61988J0068

ARREST VAN HET HOF VAN 21 SEPTEMBER 1989. - COMMISSIE VAN DE EUROPESE GEMEENSCHAPPEN TEGEN HELLEENSE REPUBLIEK. - NIET-NAKOMING - VERZUIM EIGEN MIDDELEN VAN DE GEMEENSCHAP VAST TE STELLEN EN TER BESCHIKKING TE STELLEN. - ZAAK 68/88.

Jurisprudentie 1989 bladzijde 02965
Zweedse bijz. uitgave bladzijde 00153
Finse bijz. uitgave bladzijde 00167


Samenvatting
Partijen
Overwegingen van het arrest
Beslissing inzake de kosten
Dictum

Trefwoorden


++++

1 . Eigen middelen van de Europese Gemeenschappen - Vaststelling en terbeschikkingstelling door Lid-Staten - Boeking op credit van rekening van Commissie - Te late boeking - Verplichting moratoire interessen te betalen

( Verordening nr . 2891/77 van de Raad, artikel 11 )

2 . Lid-Staten - Verplichtingen - Verplichting tot bestraffing van overtredingen van gemeenschapsrecht - Draagwijdte

( EEG-Verdrag, artikel 5 )

Samenvatting


1 . Er bestaat een onlosmakelijk verband tussen de verplichting de eigen middelen van de Gemeenschap vast te stellen, de verplichting ze binnen de gestelde termijn te boeken op de rekening van de Commissie, en ten slotte de verplichting vertragingsrente te betalen . De rente is verschuldigd onverschillig om welke reden de boeking op de rekening van de Commissie met vertraging is geschied .

2 . Wanneer een gemeenschapsregeling geen specifieke strafbepaling bevat met betrekking tot een overtreding of daarvoor verwijst naar de nationale wettelijke en bestuursrechtelijke bepalingen, zijn de Lid-Staten krachtens artikel 5 EEG-Verdrag verplicht, alle passende maatregelen te nemen om de doeltreffende toepassing van het gemeenschapsrecht te verzekeren .

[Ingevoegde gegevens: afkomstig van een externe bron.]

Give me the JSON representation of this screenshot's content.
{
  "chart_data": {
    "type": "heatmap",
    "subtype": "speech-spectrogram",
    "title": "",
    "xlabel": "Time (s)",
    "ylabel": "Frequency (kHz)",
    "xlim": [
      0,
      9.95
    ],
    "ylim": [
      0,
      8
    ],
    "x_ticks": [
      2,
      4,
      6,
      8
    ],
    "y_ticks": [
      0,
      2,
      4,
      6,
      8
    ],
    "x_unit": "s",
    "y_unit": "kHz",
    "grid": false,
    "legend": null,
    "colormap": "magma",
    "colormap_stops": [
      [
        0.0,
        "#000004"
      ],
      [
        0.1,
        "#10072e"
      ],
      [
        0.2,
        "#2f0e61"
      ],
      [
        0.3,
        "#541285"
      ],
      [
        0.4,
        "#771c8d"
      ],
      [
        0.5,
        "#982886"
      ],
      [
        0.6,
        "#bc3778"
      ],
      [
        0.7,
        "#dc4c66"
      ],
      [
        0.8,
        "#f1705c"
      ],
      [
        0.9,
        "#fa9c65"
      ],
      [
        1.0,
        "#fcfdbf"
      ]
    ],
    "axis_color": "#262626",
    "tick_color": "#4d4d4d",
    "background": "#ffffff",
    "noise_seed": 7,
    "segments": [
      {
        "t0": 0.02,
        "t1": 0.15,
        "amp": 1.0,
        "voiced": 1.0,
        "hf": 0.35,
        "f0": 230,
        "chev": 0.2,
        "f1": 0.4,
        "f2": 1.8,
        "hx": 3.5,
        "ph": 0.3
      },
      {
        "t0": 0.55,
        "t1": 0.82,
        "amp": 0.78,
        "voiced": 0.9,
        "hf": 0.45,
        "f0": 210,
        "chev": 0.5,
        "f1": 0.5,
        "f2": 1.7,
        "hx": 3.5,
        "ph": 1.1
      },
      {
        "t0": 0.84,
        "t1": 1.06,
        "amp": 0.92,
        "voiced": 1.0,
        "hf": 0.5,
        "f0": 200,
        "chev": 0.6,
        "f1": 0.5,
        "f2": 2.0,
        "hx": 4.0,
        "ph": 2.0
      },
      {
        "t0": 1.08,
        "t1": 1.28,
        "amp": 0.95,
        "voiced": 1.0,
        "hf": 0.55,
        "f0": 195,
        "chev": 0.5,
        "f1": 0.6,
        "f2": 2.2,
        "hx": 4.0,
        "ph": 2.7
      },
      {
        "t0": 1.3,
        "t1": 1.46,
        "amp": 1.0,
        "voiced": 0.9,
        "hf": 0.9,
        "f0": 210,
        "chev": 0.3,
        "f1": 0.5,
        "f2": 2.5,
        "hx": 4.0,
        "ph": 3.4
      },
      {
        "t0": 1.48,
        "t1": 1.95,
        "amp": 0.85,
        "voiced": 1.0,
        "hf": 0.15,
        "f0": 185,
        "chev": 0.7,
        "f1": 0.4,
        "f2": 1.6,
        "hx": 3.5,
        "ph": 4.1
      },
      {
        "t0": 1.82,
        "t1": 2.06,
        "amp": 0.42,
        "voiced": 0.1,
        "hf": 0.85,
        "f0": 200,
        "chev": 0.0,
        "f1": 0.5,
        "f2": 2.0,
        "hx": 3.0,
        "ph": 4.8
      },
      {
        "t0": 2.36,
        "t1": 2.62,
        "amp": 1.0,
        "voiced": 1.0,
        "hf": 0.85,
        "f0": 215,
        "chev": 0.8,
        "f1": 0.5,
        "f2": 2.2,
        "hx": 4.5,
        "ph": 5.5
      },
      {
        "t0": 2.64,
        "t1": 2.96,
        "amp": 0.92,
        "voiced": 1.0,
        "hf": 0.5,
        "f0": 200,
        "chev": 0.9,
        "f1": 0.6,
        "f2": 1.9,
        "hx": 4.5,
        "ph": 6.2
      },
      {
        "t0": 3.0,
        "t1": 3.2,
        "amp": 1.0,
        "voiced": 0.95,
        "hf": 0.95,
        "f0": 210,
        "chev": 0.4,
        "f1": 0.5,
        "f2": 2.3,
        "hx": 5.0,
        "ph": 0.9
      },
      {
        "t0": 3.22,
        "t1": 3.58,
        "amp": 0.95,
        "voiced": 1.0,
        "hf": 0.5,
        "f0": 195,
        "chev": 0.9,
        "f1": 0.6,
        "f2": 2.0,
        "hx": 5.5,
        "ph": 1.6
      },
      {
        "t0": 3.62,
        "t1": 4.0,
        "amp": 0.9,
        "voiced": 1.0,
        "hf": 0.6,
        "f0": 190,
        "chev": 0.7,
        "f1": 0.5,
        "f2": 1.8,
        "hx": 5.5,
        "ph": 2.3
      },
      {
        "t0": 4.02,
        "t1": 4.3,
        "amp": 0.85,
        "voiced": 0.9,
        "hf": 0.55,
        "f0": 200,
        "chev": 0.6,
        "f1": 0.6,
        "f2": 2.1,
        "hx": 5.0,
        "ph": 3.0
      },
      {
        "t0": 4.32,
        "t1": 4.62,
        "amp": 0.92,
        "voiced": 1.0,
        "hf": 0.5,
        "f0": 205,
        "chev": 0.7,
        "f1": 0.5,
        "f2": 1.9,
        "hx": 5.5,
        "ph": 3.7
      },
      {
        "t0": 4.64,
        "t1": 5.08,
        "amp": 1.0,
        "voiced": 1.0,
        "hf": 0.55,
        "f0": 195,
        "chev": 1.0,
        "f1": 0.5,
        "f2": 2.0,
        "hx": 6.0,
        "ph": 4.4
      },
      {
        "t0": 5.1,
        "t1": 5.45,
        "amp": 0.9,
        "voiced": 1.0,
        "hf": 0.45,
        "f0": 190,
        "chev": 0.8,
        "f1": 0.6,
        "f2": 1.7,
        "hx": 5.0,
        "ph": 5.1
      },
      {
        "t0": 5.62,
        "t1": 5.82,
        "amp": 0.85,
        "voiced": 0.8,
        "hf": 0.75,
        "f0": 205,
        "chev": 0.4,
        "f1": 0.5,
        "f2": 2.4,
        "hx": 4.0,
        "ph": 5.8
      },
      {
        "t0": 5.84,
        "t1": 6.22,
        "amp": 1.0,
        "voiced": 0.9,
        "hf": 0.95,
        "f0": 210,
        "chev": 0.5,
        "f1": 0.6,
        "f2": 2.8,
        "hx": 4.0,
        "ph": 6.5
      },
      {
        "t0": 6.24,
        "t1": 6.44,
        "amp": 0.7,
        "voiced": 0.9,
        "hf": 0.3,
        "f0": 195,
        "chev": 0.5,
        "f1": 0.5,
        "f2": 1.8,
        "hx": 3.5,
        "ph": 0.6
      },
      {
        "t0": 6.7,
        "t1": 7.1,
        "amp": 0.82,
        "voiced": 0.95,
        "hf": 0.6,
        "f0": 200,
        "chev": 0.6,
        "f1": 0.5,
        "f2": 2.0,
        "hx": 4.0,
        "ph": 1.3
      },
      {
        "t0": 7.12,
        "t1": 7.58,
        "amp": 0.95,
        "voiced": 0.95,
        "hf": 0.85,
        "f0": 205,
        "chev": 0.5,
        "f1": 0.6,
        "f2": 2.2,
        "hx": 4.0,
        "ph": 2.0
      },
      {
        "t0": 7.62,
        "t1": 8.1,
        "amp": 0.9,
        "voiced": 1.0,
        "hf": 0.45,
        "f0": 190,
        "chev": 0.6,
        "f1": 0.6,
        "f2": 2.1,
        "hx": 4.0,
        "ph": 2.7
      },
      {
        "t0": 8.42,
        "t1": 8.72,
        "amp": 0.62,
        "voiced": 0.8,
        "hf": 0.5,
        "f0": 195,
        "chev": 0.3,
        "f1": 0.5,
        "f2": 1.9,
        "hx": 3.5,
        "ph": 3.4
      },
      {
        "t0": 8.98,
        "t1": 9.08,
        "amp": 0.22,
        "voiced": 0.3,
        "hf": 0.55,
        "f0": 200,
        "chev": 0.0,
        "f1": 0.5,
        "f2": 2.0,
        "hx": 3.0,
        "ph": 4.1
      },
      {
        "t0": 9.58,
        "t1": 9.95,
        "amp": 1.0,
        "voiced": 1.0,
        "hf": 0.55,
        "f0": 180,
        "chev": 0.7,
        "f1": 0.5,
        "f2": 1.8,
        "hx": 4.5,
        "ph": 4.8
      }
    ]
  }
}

Daartoe dienen de Lid-Staten er met name op toe te zien, dat overtredingen van het gemeenschapsrecht onder gelijke materiële en formele voorwaarden worden bestraft als vergelijkbare en even ernstige overtredingen van het nationale recht . Zij zijn daarbij vrij in hun keuze van de op te leggen straffen, maar deze moeten wel doeltreffend, evenredig en afschrikkend zijn . Verder dienen de nationale autoriteiten even energiek op te treden tegen overtredingen van het gemeenschapsrecht als wanneer het gaat om de handhaving van een overeenkomstige nationale wettelijke regeling .

Partijen


In zaak 68/88,

Commissie van de Europese Gemeenschappen, vertegenwoordigd door haar juridisch adviseurs J . Forman en D . Gouloussis, en door X . A . Yataganas, lid van haar juridische dienst, domicilie gekozen hebbende te Luxemburg bij G . Kremlis, lid van haar juridische dienst, Centre Wagner, Luxemburg,

verzoekster,

tegen

Helleense Republiek,

verweerster,

betreffende een verzoek aan het Hof om vast te stellen dat de Helleense Republiek de krachtens het gemeenschapsrecht op haar rustende verplichtingen niet is nagekomen, door niet de eigen middelen vast te stellen en aan de Gemeenschap af te dragen, die op bedrieglijke wijze aan de gemeenschapsbegroting waren onthouden doordat zekere partijen Joegoslavische mais als mais van Griekse oorsprong naar een andere Lid-Staat van de Gemeenschap zijn uitgevoerd, en door te weigeren bepaalde andere passende maatregelen te treffen,

wijst

HET HOF VAN JUSTITIE,

samengesteld als volgt : O . Due, president, T . Koopmans, R . Joliet en F . Grévisse, kamerpresidenten, Sir Gordon Slynn, C . N . Kakouris, J . C . Moitinho de Almeida, G . C . Rodríguez Iglesias en M . Diez de Velasco, rechters,

advocaat-generaal : G . Tesauro

griffier : B . Pastor, administrateur

gezien het rapport ter terechtzitting en ten vervolge op de mondelinge behandeling op 16 mei 1989,

gehoord de conclusie van de advocaat-generaal ter terechtzitting van 30 juni 1989,

het navolgende

Arrest

Overwegingen van het arrest


1 Bij verzoekschrift, neergelegd ter griffie van het Hof op 7 maart 1988, heeft de Commissie van de Europese Gemeenschappen het Hof krachtens artikel 169 EEG-Verdrag verzocht vast te stellen, dat de Helleense Republiek de krachtens het gemeenschapsrecht op haar rustende verplichtingen niet is nagekomen, door niet de eigen middelen vast te stellen en aan de Gemeenschap af te dragen, die op bedrieglijke wijze aan de gemeenschapsbegroting waren onthouden doordat zekere partijen mais uit Joegoslavië in Griekenland zijn ingevoerd zonder dat een heffing werd geïnd, en deze mais vervolgens als mais van Griekse oorsprong naar een andere Lid-Staat van de Gemeenschap is uitgevoerd, en door te weigeren bepaalde andere passende maatregelen te treffen .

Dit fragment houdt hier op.